Que les dispositions de l'article 50, paragraphe 2, du traité ne visent que les conditions d'assiette et de perception des prélèvements ; que si le législateur avait voulu étendre la portée de ces dispositions aux majorations de retard qu'il prend en considération dans le paragraphe suivant, il l'aurait expressément mentionné ;

Que, s'agissant de dispositions prévoyant des conditions de forme substantielles pour la validité des décisions de la Haute Autorité en matière de prélèvement, on ne saurait, par voie d'interprétation, en étendre l'application à des cas non prévus par le traité ;

Que, dès lors, le moyen est dépourvu de fondement.

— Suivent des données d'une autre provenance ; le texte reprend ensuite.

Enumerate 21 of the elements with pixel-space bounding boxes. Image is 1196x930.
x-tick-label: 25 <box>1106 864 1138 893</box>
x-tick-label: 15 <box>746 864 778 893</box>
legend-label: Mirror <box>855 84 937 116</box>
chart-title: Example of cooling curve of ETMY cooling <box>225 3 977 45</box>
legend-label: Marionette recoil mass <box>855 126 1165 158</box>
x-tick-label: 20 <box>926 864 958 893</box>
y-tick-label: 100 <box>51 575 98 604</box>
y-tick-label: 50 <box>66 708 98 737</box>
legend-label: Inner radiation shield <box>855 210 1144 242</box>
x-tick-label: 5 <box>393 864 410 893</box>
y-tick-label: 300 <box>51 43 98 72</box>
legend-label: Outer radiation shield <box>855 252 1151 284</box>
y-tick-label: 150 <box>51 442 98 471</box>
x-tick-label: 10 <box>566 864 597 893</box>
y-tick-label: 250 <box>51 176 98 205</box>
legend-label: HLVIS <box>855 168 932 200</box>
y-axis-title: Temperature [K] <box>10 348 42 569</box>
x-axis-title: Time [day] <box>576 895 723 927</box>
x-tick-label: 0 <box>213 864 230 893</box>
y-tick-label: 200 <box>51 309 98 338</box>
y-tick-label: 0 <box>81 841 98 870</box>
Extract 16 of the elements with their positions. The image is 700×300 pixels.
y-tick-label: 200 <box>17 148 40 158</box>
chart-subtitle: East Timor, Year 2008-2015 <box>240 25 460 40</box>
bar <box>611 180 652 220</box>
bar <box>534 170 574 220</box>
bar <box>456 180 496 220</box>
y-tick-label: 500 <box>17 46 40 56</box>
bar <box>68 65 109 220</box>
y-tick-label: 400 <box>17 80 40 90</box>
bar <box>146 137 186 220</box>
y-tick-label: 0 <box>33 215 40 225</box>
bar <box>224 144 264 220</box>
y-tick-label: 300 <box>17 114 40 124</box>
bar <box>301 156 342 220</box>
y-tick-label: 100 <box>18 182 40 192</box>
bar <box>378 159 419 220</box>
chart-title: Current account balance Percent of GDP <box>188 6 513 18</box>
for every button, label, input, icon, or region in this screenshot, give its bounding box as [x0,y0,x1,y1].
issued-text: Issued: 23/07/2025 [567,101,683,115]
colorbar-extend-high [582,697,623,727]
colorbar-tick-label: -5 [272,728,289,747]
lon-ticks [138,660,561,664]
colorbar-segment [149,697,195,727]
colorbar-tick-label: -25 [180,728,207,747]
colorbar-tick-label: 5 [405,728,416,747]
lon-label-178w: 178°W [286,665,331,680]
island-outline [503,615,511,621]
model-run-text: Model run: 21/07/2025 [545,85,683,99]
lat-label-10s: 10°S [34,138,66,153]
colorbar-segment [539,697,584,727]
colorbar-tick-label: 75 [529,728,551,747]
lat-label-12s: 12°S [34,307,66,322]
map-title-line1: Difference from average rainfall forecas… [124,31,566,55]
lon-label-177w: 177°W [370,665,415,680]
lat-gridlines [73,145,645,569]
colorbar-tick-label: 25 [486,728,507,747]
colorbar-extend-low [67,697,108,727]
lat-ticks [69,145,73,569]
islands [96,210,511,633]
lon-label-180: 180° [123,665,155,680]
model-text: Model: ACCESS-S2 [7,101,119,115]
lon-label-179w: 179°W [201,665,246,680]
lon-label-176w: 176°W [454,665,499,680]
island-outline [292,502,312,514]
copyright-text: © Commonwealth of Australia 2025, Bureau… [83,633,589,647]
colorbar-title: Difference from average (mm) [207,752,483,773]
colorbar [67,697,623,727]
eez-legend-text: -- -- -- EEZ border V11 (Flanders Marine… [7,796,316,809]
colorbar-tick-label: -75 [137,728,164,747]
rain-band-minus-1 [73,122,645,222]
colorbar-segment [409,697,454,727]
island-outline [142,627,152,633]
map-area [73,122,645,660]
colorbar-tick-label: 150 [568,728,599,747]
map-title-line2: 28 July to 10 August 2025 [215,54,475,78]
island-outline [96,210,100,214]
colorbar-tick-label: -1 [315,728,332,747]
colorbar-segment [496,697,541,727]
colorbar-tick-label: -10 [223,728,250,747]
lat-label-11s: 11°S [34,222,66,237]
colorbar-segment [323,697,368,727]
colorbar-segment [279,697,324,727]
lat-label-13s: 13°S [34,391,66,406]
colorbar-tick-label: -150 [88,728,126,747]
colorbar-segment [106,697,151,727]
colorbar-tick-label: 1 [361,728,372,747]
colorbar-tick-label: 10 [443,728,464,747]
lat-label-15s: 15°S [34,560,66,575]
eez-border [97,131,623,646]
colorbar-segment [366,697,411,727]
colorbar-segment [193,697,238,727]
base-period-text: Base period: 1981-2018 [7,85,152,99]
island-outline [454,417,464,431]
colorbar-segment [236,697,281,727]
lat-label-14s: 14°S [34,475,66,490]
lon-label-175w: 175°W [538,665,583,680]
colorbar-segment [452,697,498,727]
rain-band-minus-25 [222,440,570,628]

Quant aux conclusions subsidiaires

Attendu que la requérante conclut en outre, à titre très subsidiaire, à une réduction équitable des majorations de retard ;

Qu'à l'appui de ces conclusions, elle avance une série d'éléments de faits tels que le niveau excessif atteint par les majorations litigieuses, les dimensions modestes de l'entreprise, la régularité avec laquelle celle-ci s'est acquittée de son obligation de verser le montant de la dette principale ;

Que le niveau des majorations litigieuses ne dépasse pas le maximum prévu par l'article 50, paragraphe 3, du traité ;

Que le montant global desdites majorations, tel qu'il est réduit par la décision du 14 novembre 1962, n'est pas excessif par rapport au montant de la dette principale, ou disproportionné par rapport aux capacités économiques d'une entreprise moyenne ;

Que la requérante n'a pas apporté la preuve de l'existence de difficultés économiques particulières dans lesquelles elle se trouverait et qui seraient de nature à justifier une réduction du montant des majorations litigieuses ;

Qu'il n'y a donc pas lieu de modifier l'appréciation faite par la défenderesse quant au montant de ces majorations ;

Que les conclusions de la requérante doivent donc être rejetées.

Sur les dépens

Attendu qu'aux termes de l'article 69, paragraphe 2, du règlement de procédure, toute partie qui succombe est condamnée aux dépens de l'instance ;

Qu'en l'espèce la partie requérante a succombé dans ses moyens ;

LA COUR,

Rejetant toutes autres conclusions plus amples ou contraires, déclare et arrête :

1) Le recours est rejeté ;

2) La partie requérante est condamnée aux dépens de l'instance.